3. This Unicode character seems to work correctly:

- ؛ = U+061B = ARABIC SEMICOLON

but this one DOES NOT:

- ، = U+060C = ARABIC COMMA
Comment 4 Reza 2023-11-04 05:33:16 UTC
Thanks you for correcting and adding relevant stuffs.

My LibreOffice info: 
Version: 7.6.2.1 (X86_64) / LibreOffice Community
Build ID: 56f7684011345957bbf33a7ee678afaf4d2ba333
CPU threads: 4; OS: Linux 6.1; UI render: default; VCL: gtk3
Locale: en-US (en_US.UTF-8); UI: en-US
Flatpak
Calc: threaded


My OS info:
OS name: Debian GNU/Linux 12 (bookworm)
OS Type: 64-bit
GNOME version: 43.6
Windowing system: Wayland
Comment 5 M.Mahdi 2023-11-04 06:08:39 UTC
Hi. I can confirm this and can reproduce this.
Comment 6 ⁨خالد حسني⁩ 2023-11-04 09:40:06 UTC
This is how Unicode Bidirectional Text Algorithm works, the Arabic comma and semicolon have different didirectional class leading in different behaviour in situations like this.

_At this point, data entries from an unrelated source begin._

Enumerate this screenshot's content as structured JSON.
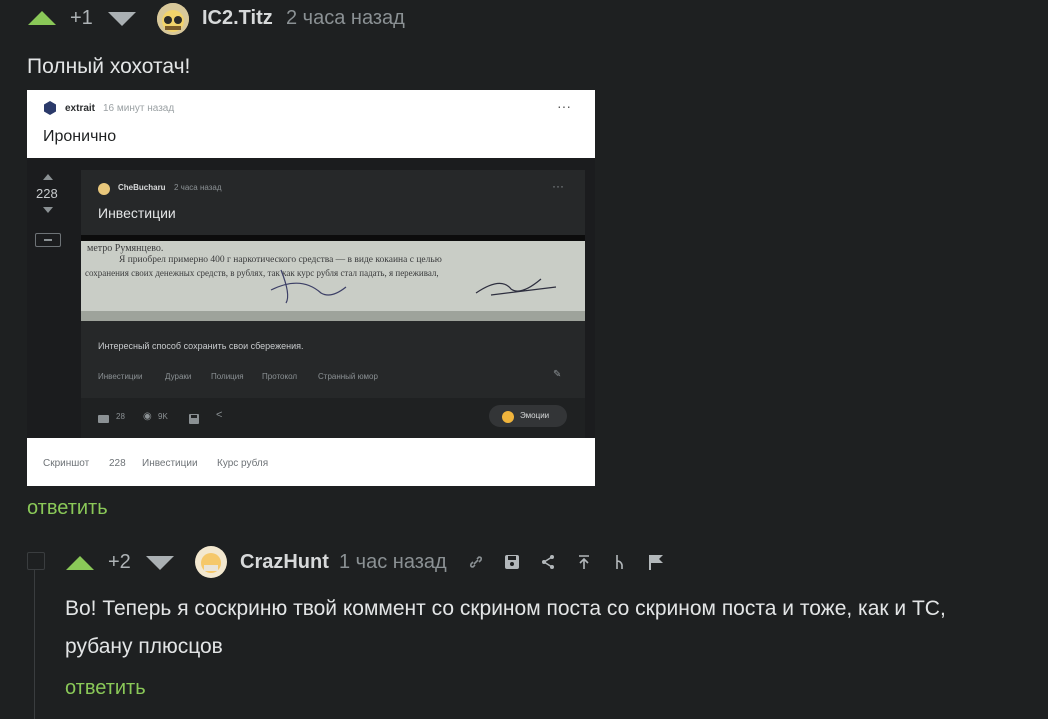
{
  "comment1": {
    "score": "+1",
    "username": "IC2.Titz",
    "time": "2 часа назад",
    "text": "Полный хохотач!",
    "reply_label": "ответить"
  },
  "screenshot": {
    "top_user": "extrait",
    "top_time": "16 минут назад",
    "top_title": "Иронично",
    "inner_score": "228",
    "inner_user": "CheBucharu",
    "inner_time": "2 часа назад",
    "inner_title": "Инвестиции",
    "photo_lines": [
      "метро Румянцево.",
      "Я приобрел примерно 400 г наркотического средства — в виде кокаина с целью",
      "сохранения своих денежных средств, в рублях, так как курс рубля стал падать, я переживал,"
    ],
    "inner_text": "Интересный способ сохранить свои сбережения.",
    "inner_tags": [
      "Инвестиции",
      "Дураки",
      "Полиция",
      "Протокол",
      "Странный юмор"
    ],
    "inner_comments": "28",
    "inner_views": "9K",
    "emotions_label": "Эмоции",
    "bottom_tags": [
      "Скриншот",
      "228",
      "Инвестиции",
      "Курс рубля"
    ]
  },
  "comment2": {
    "score": "+2",
    "username": "CrazHunt",
    "time": "1 час назад",
    "text_line1": "Во! Теперь я соскриню твой коммент со скрином поста со скрином поста и тоже, как и ТС,",
    "text_line2": "рубану плюсцов",
    "reply_label": "ответить"
  },
  "colors": {
    "background": "#1e2021",
    "accent_green": "#8ac858",
    "text": "#d7d9da",
    "muted": "#8b9194"
  }
}
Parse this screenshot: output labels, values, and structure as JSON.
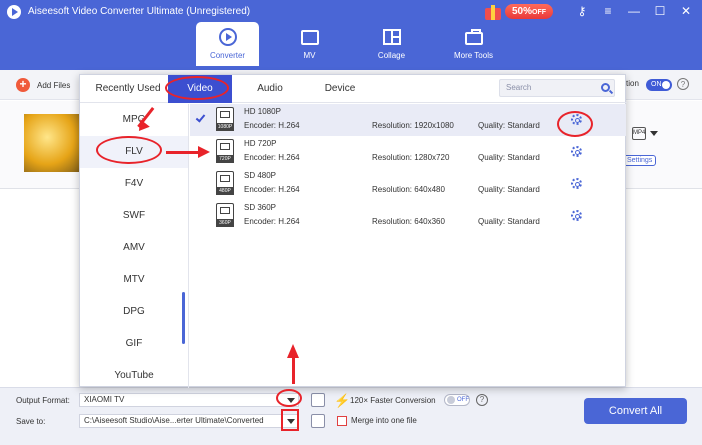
{
  "window": {
    "title": "Aiseesoft Video Converter Ultimate (Unregistered)",
    "promo": "50%",
    "promo_suffix": "OFF",
    "buttons": [
      "⚷",
      "≡",
      "—",
      "☐",
      "✕"
    ]
  },
  "nav": {
    "tabs": [
      {
        "label": "Converter",
        "active": true
      },
      {
        "label": "MV"
      },
      {
        "label": "Collage"
      },
      {
        "label": "More Tools"
      }
    ]
  },
  "toolbar": {
    "add_files": "Add Files",
    "notification_partial": "tion",
    "toggle_on": "ON"
  },
  "file_item": {
    "format_icon_label": "MP4",
    "settings_label": "Settings"
  },
  "format_panel": {
    "tabs": [
      {
        "label": "Recently Used"
      },
      {
        "label": "Video",
        "active": true
      },
      {
        "label": "Audio"
      },
      {
        "label": "Device"
      }
    ],
    "search_placeholder": "Search",
    "formats": [
      "MPG",
      "FLV",
      "F4V",
      "SWF",
      "AMV",
      "MTV",
      "DPG",
      "GIF",
      "YouTube"
    ],
    "selected_format": "FLV",
    "profiles": [
      {
        "tag": "1080P",
        "name": "HD 1080P",
        "encoder": "Encoder: H.264",
        "resolution": "Resolution: 1920x1080",
        "quality": "Quality: Standard",
        "selected": true
      },
      {
        "tag": "720P",
        "name": "HD 720P",
        "encoder": "Encoder: H.264",
        "resolution": "Resolution: 1280x720",
        "quality": "Quality: Standard"
      },
      {
        "tag": "480P",
        "name": "SD 480P",
        "encoder": "Encoder: H.264",
        "resolution": "Resolution: 640x480",
        "quality": "Quality: Standard"
      },
      {
        "tag": "360P",
        "name": "SD 360P",
        "encoder": "Encoder: H.264",
        "resolution": "Resolution: 640x360",
        "quality": "Quality: Standard"
      }
    ]
  },
  "bottom": {
    "output_format_label": "Output Format:",
    "output_format_value": "XIAOMI TV",
    "save_to_label": "Save to:",
    "save_to_value": "C:\\Aiseesoft Studio\\Aise...erter Ultimate\\Converted",
    "faster_label": "120× Faster Conversion",
    "faster_toggle": "OFF",
    "merge_label": "Merge into one file",
    "convert_all": "Convert All"
  },
  "colors": {
    "brand": "#4a66d6",
    "tab_active": "#3c4fd0",
    "annotation": "#e8232a",
    "promo": "#e8393a"
  }
}
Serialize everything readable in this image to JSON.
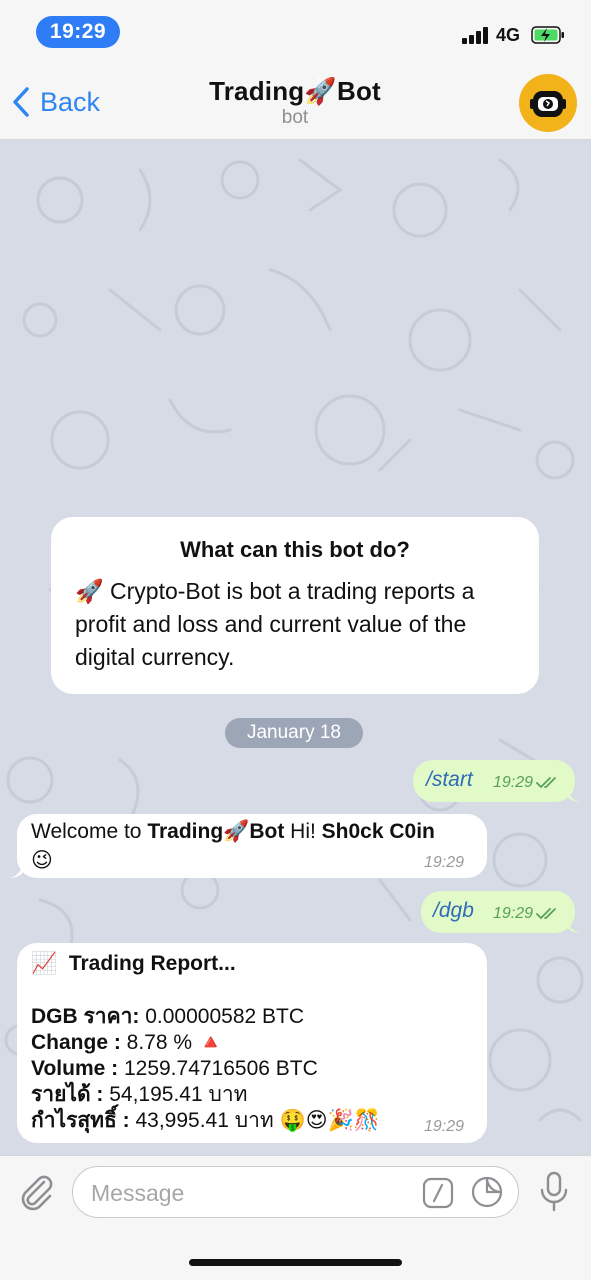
{
  "status_bar": {
    "time": "19:29",
    "network": "4G"
  },
  "nav": {
    "back_label": "Back",
    "title_text": "Trading",
    "title_emoji": "🚀",
    "title_text2": "Bot",
    "subtitle": "bot"
  },
  "info_card": {
    "title": "What can this bot do?",
    "emoji": "🚀",
    "text": "Crypto-Bot is bot a trading reports a profit and loss and current value of the digital currency."
  },
  "date_label": "January 18",
  "messages": {
    "start": {
      "text": "/start",
      "time": "19:29"
    },
    "welcome": {
      "prefix": "Welcome to ",
      "bot_name1": "Trading",
      "rocket": "🚀",
      "bot_name2": "Bot",
      "hi": " Hi! ",
      "user": "Sh0ck C0in",
      "emoji": "😉",
      "time": "19:29"
    },
    "dgb": {
      "text": "/dgb",
      "time": "19:29"
    },
    "report": {
      "header_emoji": "📈",
      "header": "Trading Report...",
      "line1_label": "DGB  ราคา:",
      "line1_value": " 0.00000582 BTC",
      "line2_label": "Change :",
      "line2_value": " 8.78 % ",
      "line2_emoji": "🔺",
      "line3_label": "Volume :",
      "line3_value": " 1259.74716506 BTC",
      "line4_label": "รายได้ :",
      "line4_value": " 54,195.41 บาท",
      "line5_label": "กำไรสุทธิ์ :",
      "line5_value": " 43,995.41 บาท ",
      "line5_emojis": "🤑😍🎉🎊",
      "time": "19:29"
    }
  },
  "input": {
    "placeholder": "Message"
  },
  "colors": {
    "accent": "#2f86f0",
    "outgoing": "#e1fac8",
    "chat_bg": "#d7dbe6",
    "avatar": "#f2b21a"
  }
}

See for how the direction of such text is resolved by the algorithm:
https://util.unicode.org/UnicodeJsps/bidi.jsp?a=x%D8%8C+y%0D%0Ax%D8%9B+y&p=RTL
Comment 7 Reza 2023-11-04 12:47:40 UTC
So, you are saying what is typed by "CTRL + 7" in Persian layout keyboard is s Arabic comma?
What is the solution for my case then? 
What if I wanna get my expected result? What Unicode character should I use instead of Arabic comma?
Comment 8 ⁨خالد حسني⁩ 2023-11-04 12:51:41 UTC
(In reply to Reza from comment #7)
> So, you are saying what is typed by "CTRL + 7" in Persian layout keyboard is
> s Arabic comma?
> What is the solution for my case then? 
> What if I wanna get my expected result? What Unicode character should I use
> instead of Arabic comma?


You already have the solution in your document; using “Right-To-Left Mark”.
Comment 9 Reza 2023-11-04 13:01:24 UTC
(In reply to ⁨خالد حسني⁩ from comment #8)

> You already have the solution in your document; using “Right-To-Left Mark”.

So, that's it :)
Comment 10 Reza 2023-11-04 19:10:09 UTC
Now, is it OK to change the status to "Resolved"?